Considérant qu'il faut d'abord que l'État se modernise profondément et que les États membres de l'Union européenne doivent harmoniser leurs politiques dans le cadre de la mondialisation, la mission propose une stratégie offensive visant à :

- doter l'entreprise " France " d'un cadre fiscal et social plus attractif , notamment par l'adoption -dans l'attente d'une harmonisation européenne- d'un régime fiscal spécifique pour les impatriés de nationalité étrangère, par le " déplafonnement du plafonnement " de l'impôt sur la fortune, ainsi que par la définition d'un seuil spécifique de l'ISF pour les Français ayant fait toute leur carrière à l'étranger et désireux de revenir en France ;

- dynamiser la recherche et l'innovation et favoriser le rayonnement de tous les talents, notamment en élargissant les financements destinés aux jeunes chercheurs ainsi qu'en créant un régime fiscal plus favorable aux créateurs d'entreprises ;

- développer une politique globale, volontaire et cohérente de l'ouverture à l'international, en organisant le réseau des acteurs publics ou privés français à l'étranger, et en renforçant l'enseignement français à l'étranger, par une implication financière du ministère de l'éducation nationale.


 Compte rendu du débat sur Canal Chat

Bonsoir, nous sommes très heureux de recevoir le sénateur André Ferrand
Bonsoir à tous.

Paul : Parmi les français travaillant à l'étranger, il y a un certain nombre d'ingénieurs qui y jouent un rôle important. Pensez-vous que ces ingénieurs devraient se constituer en réseau pour augmenter leur efficacité pour le plus grand bénéfice des entreprises dans lesquelles ils travaillent et de "l'entreprise France"
Tout à fait, je suis très heureux de cette question. Elle tombe dans le cadre de nos propositions : identifier puis mettre en réseau tous les éléments de la diaspora des Français et des amis de la France, francophones ou non qui exercent leurs talents hors de France.

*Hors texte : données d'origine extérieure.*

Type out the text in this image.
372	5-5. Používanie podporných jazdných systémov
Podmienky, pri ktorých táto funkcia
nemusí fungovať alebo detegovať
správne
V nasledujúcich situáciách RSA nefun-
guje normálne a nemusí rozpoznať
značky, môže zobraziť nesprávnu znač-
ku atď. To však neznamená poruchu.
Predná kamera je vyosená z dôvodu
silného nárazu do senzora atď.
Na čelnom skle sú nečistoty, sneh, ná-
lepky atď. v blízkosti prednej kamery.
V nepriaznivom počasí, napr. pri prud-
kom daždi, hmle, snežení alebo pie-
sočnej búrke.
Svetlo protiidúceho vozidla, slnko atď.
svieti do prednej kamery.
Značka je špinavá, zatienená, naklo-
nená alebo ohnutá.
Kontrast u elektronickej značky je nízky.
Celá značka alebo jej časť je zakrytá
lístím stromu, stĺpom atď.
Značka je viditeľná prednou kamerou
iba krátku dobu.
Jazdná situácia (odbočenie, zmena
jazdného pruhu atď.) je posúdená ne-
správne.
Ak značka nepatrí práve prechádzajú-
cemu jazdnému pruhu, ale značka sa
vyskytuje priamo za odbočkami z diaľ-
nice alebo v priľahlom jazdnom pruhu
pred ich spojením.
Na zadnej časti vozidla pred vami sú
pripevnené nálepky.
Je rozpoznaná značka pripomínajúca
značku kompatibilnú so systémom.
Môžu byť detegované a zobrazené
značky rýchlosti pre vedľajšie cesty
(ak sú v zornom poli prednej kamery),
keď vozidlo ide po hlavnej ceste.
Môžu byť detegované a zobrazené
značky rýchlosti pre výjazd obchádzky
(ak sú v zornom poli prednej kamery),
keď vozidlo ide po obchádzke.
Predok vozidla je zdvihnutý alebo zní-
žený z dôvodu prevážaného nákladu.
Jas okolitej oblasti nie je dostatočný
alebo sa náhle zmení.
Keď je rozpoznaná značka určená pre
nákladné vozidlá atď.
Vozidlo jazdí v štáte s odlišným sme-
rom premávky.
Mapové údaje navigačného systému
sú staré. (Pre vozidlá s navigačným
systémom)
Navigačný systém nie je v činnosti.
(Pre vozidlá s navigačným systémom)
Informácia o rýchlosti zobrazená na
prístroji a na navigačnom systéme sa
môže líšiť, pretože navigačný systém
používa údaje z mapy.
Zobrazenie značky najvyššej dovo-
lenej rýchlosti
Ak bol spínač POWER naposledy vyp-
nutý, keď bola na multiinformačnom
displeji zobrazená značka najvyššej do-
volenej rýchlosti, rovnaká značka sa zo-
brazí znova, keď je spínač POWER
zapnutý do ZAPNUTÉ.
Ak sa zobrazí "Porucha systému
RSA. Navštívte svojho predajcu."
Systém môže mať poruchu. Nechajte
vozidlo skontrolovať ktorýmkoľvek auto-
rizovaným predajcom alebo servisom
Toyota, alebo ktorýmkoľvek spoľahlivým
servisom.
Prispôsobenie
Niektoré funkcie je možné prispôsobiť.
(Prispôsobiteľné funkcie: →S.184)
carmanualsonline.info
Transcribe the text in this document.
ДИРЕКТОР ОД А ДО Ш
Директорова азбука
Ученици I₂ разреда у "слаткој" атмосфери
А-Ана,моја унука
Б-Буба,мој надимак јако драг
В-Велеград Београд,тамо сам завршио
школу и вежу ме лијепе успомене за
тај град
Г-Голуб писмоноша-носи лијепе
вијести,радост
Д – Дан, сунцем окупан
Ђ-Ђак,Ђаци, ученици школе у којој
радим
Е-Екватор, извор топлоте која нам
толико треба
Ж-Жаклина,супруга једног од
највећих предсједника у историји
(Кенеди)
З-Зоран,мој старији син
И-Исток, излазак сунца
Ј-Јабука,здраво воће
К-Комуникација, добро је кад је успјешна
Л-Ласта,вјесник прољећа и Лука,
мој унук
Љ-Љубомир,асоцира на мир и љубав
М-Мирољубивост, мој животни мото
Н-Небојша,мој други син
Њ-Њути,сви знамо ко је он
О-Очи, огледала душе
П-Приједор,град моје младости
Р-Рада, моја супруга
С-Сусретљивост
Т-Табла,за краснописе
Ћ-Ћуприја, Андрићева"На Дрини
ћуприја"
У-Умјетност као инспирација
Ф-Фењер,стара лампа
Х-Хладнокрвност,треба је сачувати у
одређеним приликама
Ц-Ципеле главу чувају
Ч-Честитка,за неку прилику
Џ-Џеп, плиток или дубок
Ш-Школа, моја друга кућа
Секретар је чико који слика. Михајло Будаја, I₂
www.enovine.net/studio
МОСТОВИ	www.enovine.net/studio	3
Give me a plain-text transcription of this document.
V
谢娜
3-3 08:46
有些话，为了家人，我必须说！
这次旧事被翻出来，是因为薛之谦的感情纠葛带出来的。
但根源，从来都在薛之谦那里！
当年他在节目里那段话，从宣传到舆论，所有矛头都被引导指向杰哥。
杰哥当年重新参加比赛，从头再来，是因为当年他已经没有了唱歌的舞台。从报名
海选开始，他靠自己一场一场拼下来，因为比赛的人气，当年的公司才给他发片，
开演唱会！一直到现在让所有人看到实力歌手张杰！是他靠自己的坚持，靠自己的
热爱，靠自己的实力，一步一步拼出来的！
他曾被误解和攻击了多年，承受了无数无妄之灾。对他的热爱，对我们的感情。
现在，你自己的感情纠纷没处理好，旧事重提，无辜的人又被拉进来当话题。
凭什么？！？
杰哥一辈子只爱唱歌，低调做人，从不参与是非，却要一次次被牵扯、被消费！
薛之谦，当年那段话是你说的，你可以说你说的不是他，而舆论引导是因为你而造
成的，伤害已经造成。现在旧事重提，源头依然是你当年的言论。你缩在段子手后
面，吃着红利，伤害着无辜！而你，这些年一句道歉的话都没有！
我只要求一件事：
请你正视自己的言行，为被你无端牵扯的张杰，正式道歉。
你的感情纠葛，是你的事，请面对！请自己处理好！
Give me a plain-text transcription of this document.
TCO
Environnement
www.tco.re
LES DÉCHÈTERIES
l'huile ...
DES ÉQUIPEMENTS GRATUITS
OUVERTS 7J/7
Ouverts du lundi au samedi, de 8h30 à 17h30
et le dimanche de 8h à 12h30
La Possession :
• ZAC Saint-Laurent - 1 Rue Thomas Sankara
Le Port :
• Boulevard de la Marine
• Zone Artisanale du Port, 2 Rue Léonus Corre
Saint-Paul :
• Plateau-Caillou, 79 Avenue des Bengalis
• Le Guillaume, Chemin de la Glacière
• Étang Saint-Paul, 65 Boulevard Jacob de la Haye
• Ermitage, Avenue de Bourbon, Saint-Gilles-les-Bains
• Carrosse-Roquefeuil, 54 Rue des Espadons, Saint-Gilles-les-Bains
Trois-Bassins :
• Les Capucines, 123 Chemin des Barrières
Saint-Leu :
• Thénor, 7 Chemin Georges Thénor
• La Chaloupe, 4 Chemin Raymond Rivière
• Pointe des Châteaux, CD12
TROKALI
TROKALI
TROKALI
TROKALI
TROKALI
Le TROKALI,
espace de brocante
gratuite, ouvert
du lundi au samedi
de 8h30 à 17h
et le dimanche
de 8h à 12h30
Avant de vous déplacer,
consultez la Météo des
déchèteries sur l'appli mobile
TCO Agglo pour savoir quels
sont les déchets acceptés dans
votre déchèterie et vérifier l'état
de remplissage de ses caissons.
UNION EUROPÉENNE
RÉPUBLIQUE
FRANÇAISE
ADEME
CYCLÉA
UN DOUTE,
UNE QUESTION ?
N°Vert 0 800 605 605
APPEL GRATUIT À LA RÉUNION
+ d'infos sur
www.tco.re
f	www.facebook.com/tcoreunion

Gino : Constate-t-on un réel flux de départ des cadres supérieurs et des chefs d'entreprise au Royaume-uni ou est-ce un fantasme de lecteur du Figaro ?
Il y a eu en tout cas un flux de départs de cadres de la finance surtout attirés par la place financière de Londres. Il y a eu également des chefs d'entreprise des nouvelles technologies. Il semble que ce flux se soit calmé sous le double effet du ralentissement de l'économie et de la crise des entreprises de la nouvelle économie. Néanmoins, la communauté française de Londres reste très importante et se renouvèle. Ce ne sont pas que des chefs d'entreprise et des cadres supérieurs. Il y a l'attrait de la langue et de la proximité et c'est dans le secteur de la restauration et de l'hôtellerie qu'ils sont le plus nombreux. Il n'en demeure pas moins que la place financière de Londres comporte en qualité un grand nombre de Français qui sont réputés dans les métiers de la finance et souvent des mathématiciens très appréciés.

Fred : Bonjour, quel statut fiscal pour un expatrié en Nouvelle-Zélande ? Y a-t-il des accords spéciaux selon les pays ?
Sans être définitif dans ma réponse, l'expatrié français en Nouvelle-Zélande est comme les autres soumis à la fiscalité locale tout en tenant compte d'une convention fiscale bilatérale entre la Nouvelle-Zélande et la France destinée à empêcher la double imposition.

dilbert : Est-ce que des statistiques vont être produites sur les effectifs des chancelleries/consulats/ambassades/inutiles à l'étranger, leur coût ( spécialement en Europe de l'Ouest ) et ce qu'on peut faire avec l'argent pour aider les productifs français à l'étranger - par exemple je crois qu'il y a trop de monde au service des visas à Sofia.
Je serais très réservé dans ma réponse dans la mesure où je trouve au contraire d'une manière générale que notre réseau consulaire, en particulier au service des Français de l'étranger, n'est pas assez dense. Je pense en particulier à la fermeture très regrettable du consulat général de France à Melbourne et à l'absence de toute représentation officielle française à Auckland. Par ailleurs, les services des visas sont très souvent débordés donnant ainsi aux étrangers désireux de venir en France en particulier, les étudiants, une image qui n'est pas celle que nous souhaiterions. J'avoue ne pas connaître l'effectif du service des visas de Sofia, mais suis évidemment bien d'accord pour regretter ce qui s'y est passé et il nous faut faire en sorte que cela serve de contre-exemple pour faire disparaître partout de telles pratiques s'il en existe encore.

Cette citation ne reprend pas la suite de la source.